Further, according to the present invention, even when a control station (master station) does not exist or is not grouped, transmission is performed at a different timing based on time information and position information or vehicle identification information. By doing so, it is possible to avoid or reduce the occurrence of communication collision in intercommunication.

[Brief description of the drawings]

FIG. 1 is a block diagram illustrating a configuration of a communication device to which an embodiment of the present invention has been applied.
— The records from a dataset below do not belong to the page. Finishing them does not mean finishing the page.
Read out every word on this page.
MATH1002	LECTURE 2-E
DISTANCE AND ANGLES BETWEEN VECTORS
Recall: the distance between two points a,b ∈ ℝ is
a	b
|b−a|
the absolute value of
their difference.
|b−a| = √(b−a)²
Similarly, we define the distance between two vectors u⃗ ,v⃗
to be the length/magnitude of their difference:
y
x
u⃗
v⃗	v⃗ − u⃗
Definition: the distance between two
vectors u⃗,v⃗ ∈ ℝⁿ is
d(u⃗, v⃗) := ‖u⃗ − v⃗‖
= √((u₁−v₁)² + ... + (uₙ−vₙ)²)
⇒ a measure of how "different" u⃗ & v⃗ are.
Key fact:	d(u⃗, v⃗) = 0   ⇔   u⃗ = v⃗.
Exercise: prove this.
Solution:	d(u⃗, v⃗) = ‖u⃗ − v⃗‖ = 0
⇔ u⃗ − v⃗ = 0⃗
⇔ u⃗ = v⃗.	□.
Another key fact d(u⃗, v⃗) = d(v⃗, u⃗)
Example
FIG. 2 is a schematic diagram of a vehicle equipped with the communication device of FIG. 1;

FIG. 3 is a time chart for explaining the operation of the example of FIG. 1;

[Explanation of symbols]

2 roadside system 4 roadside transmitter 10 communication device 11 self-contained navigation device 12 automatic tracking control unit 18 time determination unit 20 position calculation unit 24 transmission frame generation unit 26 frame specific allocation unit 28 random number generation Unit 30 Vehicle ID input unit 34 Data processing unit 42, 46 Transmitting unit 52, 56 Receiving unit 55 Data processing unit 100 Vehicle

 ────────────────────────────────────────────────── ─── Continued on the front page (72) Inventor Masahiro Watanabe 4-3-1 Tsunashima Higashi, Kohoku-ku, Yokohama-shi, Kanagawa Prefecture F-term in Matsushita Communication Industrial Co., Ltd. 5K028 AA14 BB04 CC05 HH02 MM08 MM16 NN43 5K047 AA11 BB01 JJ08 MM11 5K067 AA21 BB26 DD20 DD30 EE02 EE14 EE22 EE33 EE34 FF03 FF06

Claims (3)

[Claims] A communication transmitter and a communication receiver for performing communication between vehicles, and a roadside information receiver for receiving time information and roadside device position information transmitted from a roadside device disposed on a road. A roadside device position information received by the roadside information receiver as an initial setting position, and a self-contained navigation device for calculating own vehicle position information; and synchronizing with a timing every second of the time information received by the roadside information receiver. And a transmission timing control means for allocating a transmission frame of the vehicle from the vehicle position information and performing transmission from the communication transmitter using the allocated transmission frame. 2. A communication transmitter and a communication receiver for performing communication between vehicles, and a roadside information receiver for receiving time information and roadside device identification information transmitted from a roadside device disposed on a road. Own vehicle position information calculating means for calculating own vehicle position information from the roadside device identification information received by the roadside information receiver; and initial vehicle position information calculated by the own vehicle position information calculating means. And a self-contained navigation device that sequentially calculates the position of the own vehicle, synchronizes with the timing of each second of the time information received by the roadside information receiver, and allocates a transmission frame of the own vehicle from the own vehicle position information, A communication timing control unit for performing transmission from the communication transmitter in the transmitted frame. 3. The communication device according to claim 1, wherein the roadside devices are arranged at predetermined intervals along the road.